Sunday my cousin and I went to the local amusement park. We’ve been planning to go for years, but something always got in the way.
Our main destination was the Ferris wheel. A tiny metal construction compared to all the well-known monsters, but an exciting prospect nonetheless.
I’ve been told it’s as tall as a 5-floor building. Somewhere else I read that it’s as tall as a 12-floor one. I don’t know. How tall is a single floor on said hypothetical buildings? The information about this ferris wheel in Ukraine (that looks suspiciously similar to the one in Kishinev) says it’s 35 m tall.
Heavy machinery. While we were going down, I had the strongest urge to touch the thing. Self-preservation, I have it, but in questionable quantities.
Climbing up! Cousin was freaking out; apparently, she’s terrified of heights.
OK, um, over there, to the right, a bit off the centre, where there’s this blob decoration of a thing, there’s a bungee trampoline. It took a lot of restraint from my side to not push all the children aside and hijack the construction for the entirety of the day. When I’m rich and famous, I’m installing one of these somewhere inside my rich and famous house. So I could do this.
Preferably without the subsequent attack.
This is another thing we ended up riding. It’s called ‘Funny Mountains’. Funny Mountains. Basically, a very tame roller-coaster, but I squealed and flailed in delight anyway. And a bit farther, at the top right corner, there’s this thing called ‘Surprise’. It spins relatively fast, increasing the angle to about 50 degrees or so. I wanted to ride it, but a) didn’t want to make the cousin wait because she wouldn’t go (WUSS); b) remembered I had eaten lunch; and c) my vestibular system is unpredictable. I’ll go next time.
Not a very amusing amusement park we have. Still, I remember how delighted I was to go there as a kid – and still am delighted to go there as an adult. I love it.

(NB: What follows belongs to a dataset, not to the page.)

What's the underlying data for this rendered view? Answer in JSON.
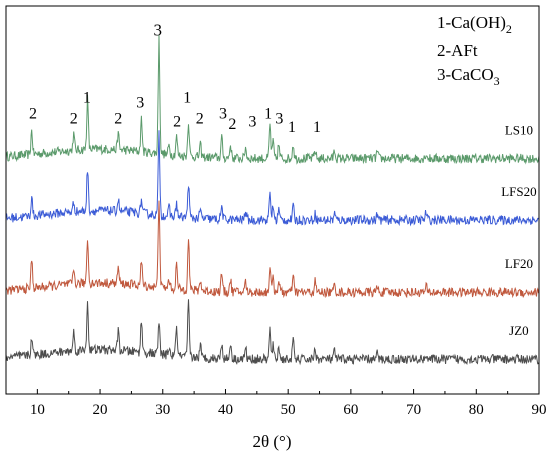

Now, back to rambling about the Ferris wheel, which was the goal of this entire operation, really. First, these metal bars (which are necessary, I understand) kept butting into my pictures. Nearly all of them, which would upset the focus on my poor thing of a camera.
The Ferris wheel does give a decent overview of the city. In Russian it bears two names: ‘wheel of overview’ – or observation wheel – and ‘hell’s wheel’. These two chimneys show a point of the city where I used to work.

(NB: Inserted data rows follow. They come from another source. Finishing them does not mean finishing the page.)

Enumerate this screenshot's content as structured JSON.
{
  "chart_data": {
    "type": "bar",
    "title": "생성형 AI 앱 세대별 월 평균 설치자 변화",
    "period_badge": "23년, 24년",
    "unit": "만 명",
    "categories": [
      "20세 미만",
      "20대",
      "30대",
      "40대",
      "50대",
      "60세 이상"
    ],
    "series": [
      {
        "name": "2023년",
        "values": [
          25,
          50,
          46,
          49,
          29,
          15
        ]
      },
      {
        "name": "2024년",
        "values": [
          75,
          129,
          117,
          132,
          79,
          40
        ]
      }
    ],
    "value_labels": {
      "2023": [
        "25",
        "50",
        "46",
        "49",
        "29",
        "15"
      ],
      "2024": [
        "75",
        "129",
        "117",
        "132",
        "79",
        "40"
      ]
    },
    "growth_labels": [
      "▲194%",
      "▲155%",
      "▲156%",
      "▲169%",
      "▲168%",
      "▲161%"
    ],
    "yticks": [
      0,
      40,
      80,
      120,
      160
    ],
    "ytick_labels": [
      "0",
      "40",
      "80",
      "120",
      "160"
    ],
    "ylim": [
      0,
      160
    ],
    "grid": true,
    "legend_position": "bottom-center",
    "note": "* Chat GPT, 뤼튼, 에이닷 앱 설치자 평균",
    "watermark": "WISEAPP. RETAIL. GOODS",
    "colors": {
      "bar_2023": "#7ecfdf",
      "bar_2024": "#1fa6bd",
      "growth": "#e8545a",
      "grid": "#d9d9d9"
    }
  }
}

This is the street cousin and I walked when going home. Not pictured (to the very left) is the shopping centre (Jumbo) we stopped at for coffee.

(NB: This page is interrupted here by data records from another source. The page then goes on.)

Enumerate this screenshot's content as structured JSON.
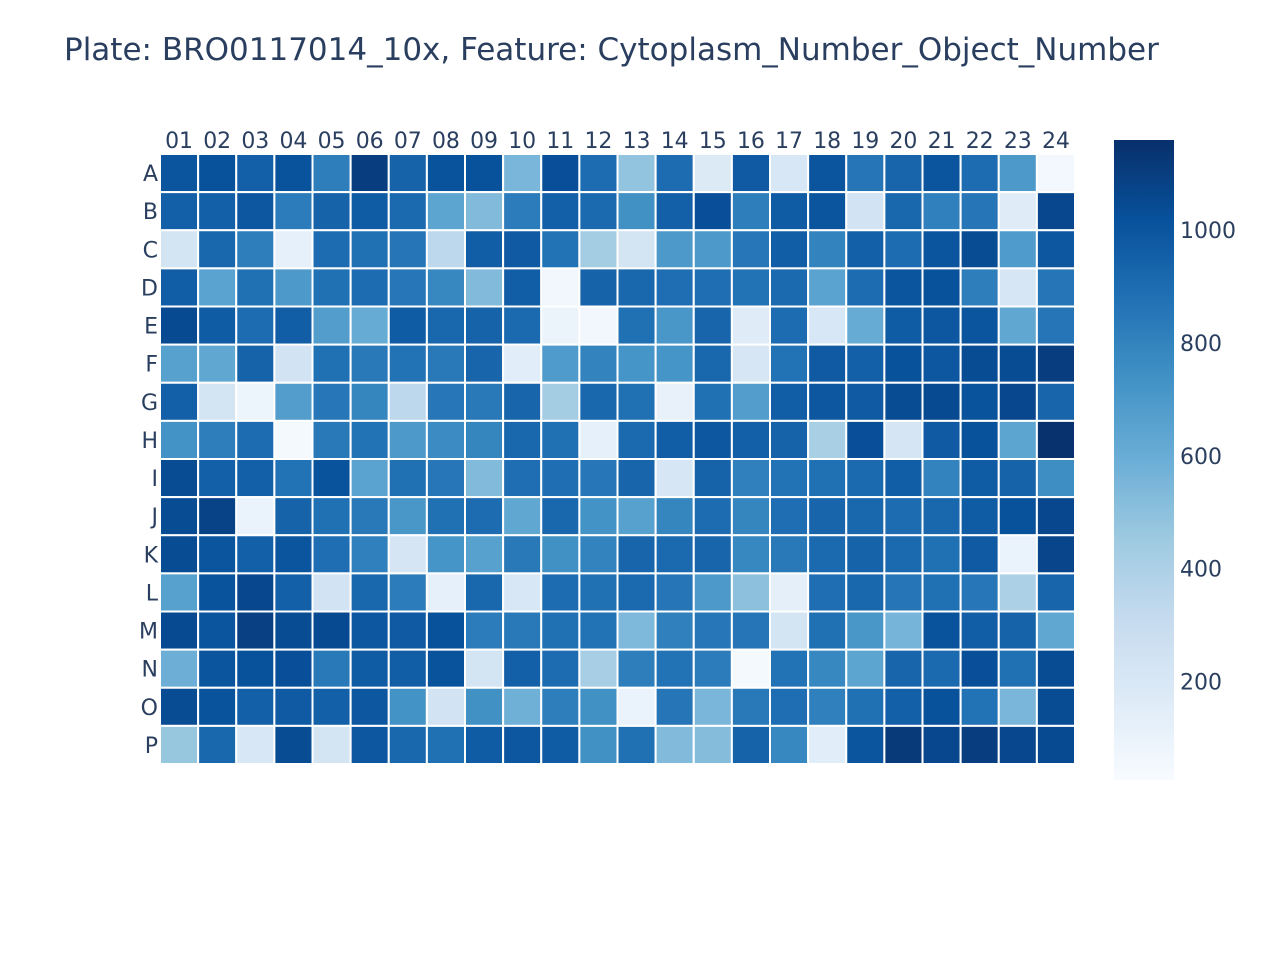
{
  "chart_data": {
    "type": "heatmap",
    "title": "Plate: BRO0117014_10x, Feature: Cytoplasm_Number_Object_Number",
    "columns": [
      "01",
      "02",
      "03",
      "04",
      "05",
      "06",
      "07",
      "08",
      "09",
      "10",
      "11",
      "12",
      "13",
      "14",
      "15",
      "16",
      "17",
      "18",
      "19",
      "20",
      "21",
      "22",
      "23",
      "24"
    ],
    "rows": [
      "A",
      "B",
      "C",
      "D",
      "E",
      "F",
      "G",
      "H",
      "I",
      "J",
      "K",
      "L",
      "M",
      "N",
      "O",
      "P"
    ],
    "values": [
      [
        1000,
        1020,
        950,
        1010,
        820,
        1100,
        940,
        1010,
        1020,
        550,
        1030,
        900,
        480,
        900,
        180,
        980,
        200,
        1000,
        860,
        930,
        1000,
        900,
        700,
        50
      ],
      [
        950,
        950,
        990,
        830,
        940,
        970,
        910,
        640,
        530,
        830,
        950,
        910,
        740,
        950,
        1030,
        820,
        970,
        1000,
        240,
        920,
        810,
        860,
        160,
        1060
      ],
      [
        230,
        920,
        820,
        120,
        900,
        880,
        860,
        340,
        960,
        980,
        870,
        430,
        230,
        700,
        700,
        850,
        960,
        800,
        950,
        900,
        1000,
        1040,
        690,
        990
      ],
      [
        960,
        650,
        880,
        700,
        880,
        900,
        850,
        780,
        530,
        960,
        60,
        940,
        920,
        890,
        890,
        870,
        910,
        650,
        900,
        1000,
        1020,
        820,
        210,
        860
      ],
      [
        1050,
        970,
        900,
        960,
        680,
        610,
        970,
        920,
        940,
        910,
        90,
        60,
        880,
        710,
        930,
        160,
        900,
        200,
        610,
        970,
        990,
        1000,
        630,
        860
      ],
      [
        660,
        630,
        940,
        240,
        880,
        840,
        870,
        840,
        930,
        150,
        690,
        800,
        720,
        720,
        920,
        210,
        870,
        980,
        950,
        1020,
        990,
        1040,
        1040,
        1100
      ],
      [
        950,
        230,
        80,
        680,
        850,
        790,
        340,
        850,
        840,
        930,
        430,
        920,
        880,
        110,
        880,
        680,
        960,
        990,
        980,
        1040,
        1050,
        1010,
        1060,
        930
      ],
      [
        730,
        820,
        900,
        40,
        840,
        870,
        700,
        760,
        790,
        920,
        880,
        120,
        910,
        960,
        990,
        950,
        940,
        410,
        1030,
        220,
        980,
        1020,
        640,
        1150
      ],
      [
        1040,
        950,
        950,
        870,
        1010,
        650,
        880,
        850,
        530,
        890,
        890,
        850,
        930,
        210,
        940,
        810,
        870,
        880,
        910,
        960,
        800,
        970,
        940,
        750
      ],
      [
        1040,
        1080,
        100,
        940,
        880,
        840,
        710,
        880,
        900,
        630,
        920,
        730,
        660,
        790,
        900,
        790,
        890,
        930,
        920,
        900,
        920,
        970,
        1020,
        1060
      ],
      [
        1040,
        1000,
        950,
        1000,
        890,
        810,
        220,
        720,
        660,
        840,
        740,
        800,
        930,
        910,
        930,
        780,
        840,
        910,
        940,
        910,
        880,
        980,
        100,
        1070
      ],
      [
        660,
        1010,
        1060,
        950,
        240,
        920,
        830,
        120,
        920,
        200,
        900,
        880,
        910,
        860,
        700,
        500,
        130,
        890,
        920,
        860,
        880,
        850,
        400,
        930
      ],
      [
        1050,
        1000,
        1090,
        1040,
        1050,
        990,
        980,
        1020,
        830,
        840,
        880,
        870,
        540,
        810,
        850,
        860,
        230,
        880,
        710,
        560,
        1010,
        960,
        940,
        630
      ],
      [
        590,
        1000,
        1020,
        1030,
        840,
        970,
        960,
        1010,
        230,
        950,
        900,
        420,
        820,
        870,
        830,
        40,
        870,
        780,
        640,
        930,
        910,
        1030,
        880,
        1040
      ],
      [
        1040,
        1010,
        950,
        980,
        950,
        990,
        730,
        240,
        740,
        580,
        820,
        740,
        100,
        860,
        550,
        840,
        890,
        810,
        880,
        950,
        1020,
        870,
        550,
        1040
      ],
      [
        470,
        920,
        200,
        1040,
        230,
        990,
        920,
        880,
        970,
        990,
        970,
        740,
        880,
        530,
        520,
        940,
        780,
        150,
        1000,
        1120,
        1060,
        1100,
        1060,
        1050
      ]
    ],
    "zmin": 25,
    "zmax": 1160,
    "colorscale": "Blues",
    "colorbar_ticks": [
      200,
      400,
      600,
      800,
      1000
    ]
  }
}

A friend used to live in that building.
This apartment complex (the orange one) is a recent building. My high school (now closed) was somewhere there.
The turn-around time for the Chisinau Ferris wheel is about 6 minutes (I timed it, but not very precisely, next time I’ll use an actual stopwatch). Out of these 6 minutes, only 2, maybe 3 provide decent vantage points to take views of the city. Next time I’ll ride the thing 5 times straight, so I wouldn’t spin around in my seat like a mofo, trying to take pictures of everything I wanted to take pictures of.
And so, we were back to the ground.
After the wheel, we walked around the park for a bit, ate entirely too much cotton candy and reluctantly drank one bottle of water. Reluctance came after the realisation that no toilets were to be found. I’m convinced they are there somewhere, but I’m also convinced they can be used as a biological weapon in times of dire need.
We sat on a bench and people watched. There were children abound (it is an amusement park), so I didn’t take pictures.
Standing in line for the Funny Mountains roller coaster. I think it took about 40 minutes. I’m bored easily, so I proceeded to take pictures of things that had no children. Not many occasions revealed themselves.
Additionally, only two photos turned out okay.
Dependent on your notion of ‘okay’, though.
Anyway, have some fungi.
Sitting on the Funny Mountains. Funny Mountains, God, I’ll never get over that name.
The ride was over all too quickly. Cousin and I agreed that next time we’ll get two tickets for each ride, to double the fun.
And because everyone secretly loves heavily processed bad pictures (grainy and blurry) of dilapidated towns, I’ve uploaded some to assuage the hunger of the masses.
I probably should’ve blurred out the billboard. I’m not paid by them, I swear.